By: Dr Sean Porter
Since the study of the oceans and its marine life began centuries ago, it became obvious that the ocean was not uniform and that different regions existed with different characteristics and sets of species that defined them (Figure 1). Mapped classifications of patterns in what species (biodiversity) characterise particular regions are important in fields from conservation planning to evolutionary studies. The process of classifying the ocean into regions simplifies the complex spatial organisation in nature and represents it on a map to improve understanding and inform decision making. These biogeographic maps and descriptions of provinces are an essential tool for the sustainable use and conservation of marine biodiversity. ORI scientist Dr Sean Porter, attended an international workshop in Cape Town organised by CSIRO (Commonwealth Scientific and Industrial Research Organisation: Oceans and Atmosphere) and CORDIO (Coastal Oceans Research and Development) to do exactly this. The workshop was funded by the Global Ocean Biodiversity Initiative, which aims to provide a scientific basis for conserving biological diversity in the global ocean. In this respect, the workshop focused on undertaking a bioregionalisation of the Indian Ocean, an area 70.5 million km2 in extent.

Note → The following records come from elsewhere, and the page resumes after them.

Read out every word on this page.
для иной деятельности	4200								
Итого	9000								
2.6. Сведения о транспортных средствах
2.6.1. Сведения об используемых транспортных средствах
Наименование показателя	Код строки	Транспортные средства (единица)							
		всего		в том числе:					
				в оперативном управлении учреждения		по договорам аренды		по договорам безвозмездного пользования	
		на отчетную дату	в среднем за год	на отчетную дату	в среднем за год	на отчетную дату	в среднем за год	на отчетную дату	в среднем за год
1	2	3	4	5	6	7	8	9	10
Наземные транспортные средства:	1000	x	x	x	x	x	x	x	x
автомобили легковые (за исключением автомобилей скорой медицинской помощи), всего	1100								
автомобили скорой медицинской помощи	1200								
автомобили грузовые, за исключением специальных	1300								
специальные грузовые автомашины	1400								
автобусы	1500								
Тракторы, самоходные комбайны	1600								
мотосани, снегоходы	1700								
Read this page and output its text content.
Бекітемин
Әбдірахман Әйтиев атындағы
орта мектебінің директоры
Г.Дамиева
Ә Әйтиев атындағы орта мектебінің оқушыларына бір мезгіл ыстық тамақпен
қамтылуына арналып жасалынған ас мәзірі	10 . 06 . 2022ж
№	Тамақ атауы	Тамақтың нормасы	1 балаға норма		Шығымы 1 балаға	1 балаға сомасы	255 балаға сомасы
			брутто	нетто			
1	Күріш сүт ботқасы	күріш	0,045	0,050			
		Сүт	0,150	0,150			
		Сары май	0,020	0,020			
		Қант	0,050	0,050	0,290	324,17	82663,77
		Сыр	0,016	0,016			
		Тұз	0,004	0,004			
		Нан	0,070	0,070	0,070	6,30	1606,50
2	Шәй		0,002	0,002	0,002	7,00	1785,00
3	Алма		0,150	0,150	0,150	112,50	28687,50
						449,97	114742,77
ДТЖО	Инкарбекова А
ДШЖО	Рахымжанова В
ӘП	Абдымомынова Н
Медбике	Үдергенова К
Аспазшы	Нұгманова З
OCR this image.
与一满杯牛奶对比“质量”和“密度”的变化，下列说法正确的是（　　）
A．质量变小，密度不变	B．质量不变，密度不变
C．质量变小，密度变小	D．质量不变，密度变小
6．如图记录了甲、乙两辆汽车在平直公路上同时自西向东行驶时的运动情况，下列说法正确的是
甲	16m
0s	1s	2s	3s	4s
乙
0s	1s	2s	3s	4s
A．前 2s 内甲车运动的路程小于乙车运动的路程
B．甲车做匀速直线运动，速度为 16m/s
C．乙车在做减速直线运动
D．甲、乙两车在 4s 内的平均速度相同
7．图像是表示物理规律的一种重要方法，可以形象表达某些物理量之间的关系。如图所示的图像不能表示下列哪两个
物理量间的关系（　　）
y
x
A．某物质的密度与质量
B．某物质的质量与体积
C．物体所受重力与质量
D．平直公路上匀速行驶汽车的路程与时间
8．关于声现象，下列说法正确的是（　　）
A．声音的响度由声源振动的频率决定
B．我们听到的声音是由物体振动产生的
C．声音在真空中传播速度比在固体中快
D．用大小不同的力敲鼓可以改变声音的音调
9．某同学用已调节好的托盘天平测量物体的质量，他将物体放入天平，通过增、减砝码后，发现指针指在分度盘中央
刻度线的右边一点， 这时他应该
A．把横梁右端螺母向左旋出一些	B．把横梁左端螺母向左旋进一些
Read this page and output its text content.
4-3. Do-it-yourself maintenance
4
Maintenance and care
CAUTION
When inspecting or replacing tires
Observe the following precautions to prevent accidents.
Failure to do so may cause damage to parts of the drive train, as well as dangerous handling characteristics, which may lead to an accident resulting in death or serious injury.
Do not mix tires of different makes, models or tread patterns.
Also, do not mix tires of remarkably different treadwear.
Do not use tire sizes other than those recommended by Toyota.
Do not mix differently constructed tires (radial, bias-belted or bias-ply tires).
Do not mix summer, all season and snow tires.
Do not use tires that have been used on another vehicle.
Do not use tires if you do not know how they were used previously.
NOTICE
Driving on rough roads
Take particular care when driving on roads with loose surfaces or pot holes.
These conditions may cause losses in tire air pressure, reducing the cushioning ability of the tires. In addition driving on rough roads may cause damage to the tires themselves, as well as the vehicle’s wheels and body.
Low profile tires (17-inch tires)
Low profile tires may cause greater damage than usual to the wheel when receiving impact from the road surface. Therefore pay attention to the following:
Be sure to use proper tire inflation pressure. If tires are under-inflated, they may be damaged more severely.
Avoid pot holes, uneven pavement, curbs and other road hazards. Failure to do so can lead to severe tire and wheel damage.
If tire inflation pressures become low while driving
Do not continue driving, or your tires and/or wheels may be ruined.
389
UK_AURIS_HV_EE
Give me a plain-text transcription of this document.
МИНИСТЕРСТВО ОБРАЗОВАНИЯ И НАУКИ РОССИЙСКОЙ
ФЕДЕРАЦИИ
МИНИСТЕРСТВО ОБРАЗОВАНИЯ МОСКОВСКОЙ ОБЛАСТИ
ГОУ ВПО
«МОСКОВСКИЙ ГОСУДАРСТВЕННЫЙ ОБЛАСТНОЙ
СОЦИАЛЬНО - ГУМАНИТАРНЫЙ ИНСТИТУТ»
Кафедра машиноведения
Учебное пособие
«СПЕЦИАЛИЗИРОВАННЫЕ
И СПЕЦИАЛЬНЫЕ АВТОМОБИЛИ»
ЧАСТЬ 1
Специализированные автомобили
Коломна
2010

The workshop drew upon the expertise of marine biologists and biological oceanographers from over 15 different countries – from Tanzania to Indonesia (Figure 2). As a step towards ensuring the connectivity, sustainable use and conservation of marine biodiversity, bioregionalisation exercises were undertaken. The boundaries for distinct regions (marine provinces) were refined, proposed, discussed and mapped based on available literature and expert knowledge. The different regions were characterised according to the groups of species that defined them and how they interact with the environment in conceptual models. This was done for both bottom (benthic) and surface (pelagic) systems for shelf regions and offshore areas of the Indian Ocean.
The information emanating from this exercise will be published in appropriate media and used to inform many spheres of science, industry and civil society in which the most up-to-date bioregionalisation would be useful. For example, the maps from this work will assist in the placement of marine protected areas to ensure that there is a representative network of protection, as well as assist in the choice of management strategies for fishing, mariculture, mining, marine traffic and industrial discharge. These examples are key to meeting the international Convention on Biological Diversity’s objectives of conservation, sustainable use and fair sharing of the benefits arising from the utilisation of biodiversity and associated natural resources. Domestically, marine provinces are a key upper level, in a hierarchy of levels that are assessed routinely as part of the South African National Biodiversity Assessment (NBA) undertaken by SANBI (South African National Biodiversity Institute). The purpose of the NBA is to assess the state of South Africa’s biodiversity based on best available science, with a view to understanding trends over time and informing policy and decision-making across a range of sectors.